Rennes : Une maman se bat avec l’association Adikia pour prouver son innocence

Source France Bleu : Vanessa et son petit garçon Hylann, âgé de 3 ans - Association Adikia

Accusée d’avoir secoué son bébé, en 2015, Vanessa, une jeune maman de 31 ans, sera prochainement jugé par le tribunal correctionnel de Rennes pour maltraitance. Depuis trois ans, elle se bat pour prouver qu’elle est innocente, grâce à l’association Adikia, qui regroupe des familles en détresse.

Vanessa, jeune maman de 31 ans originaire de Maxent, en Bretagne, sera jugée dans les prochains mois par le tribunal correctionnel de Rennes, pour des faits de maltraitance sur son fils, Hylann. Suspectée de l’avoir secoué, quelques semaines après sa naissance, la jeune femme ne cesse depuis de clamer son innocence.

Diagnostic du syndrome du bébé secoué

Le cauchemar commence en 2015, aux urgences du CHU de Rennes. À l’époque, le petit Hylann est âgé de quelques semaines, est malade de la grippe : “On a décidé de l’emmener aux urgences. Les médecins se sont inquiétés de la taille de son périmètre crânien, qui était très très élevé”, raconte Vanessa.

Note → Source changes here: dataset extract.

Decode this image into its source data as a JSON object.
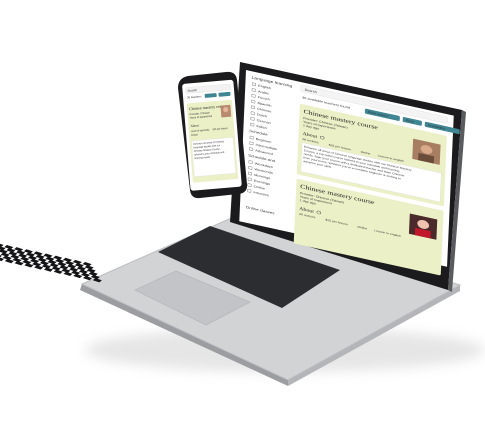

Après un scanner, le neurologue conclue à un excès banal de liquide céphalo-rachidien autour du cerveau, mais après une batterie d’examens, les médecins concluent à des hématomes sous-duraux : “Ça a été le drame complet. Quand on a recherché sur internet la cause des hématomes sous-duraux chez les nourrissons, la première page qui est apparue, c’est le syndrome du bébé secoué.”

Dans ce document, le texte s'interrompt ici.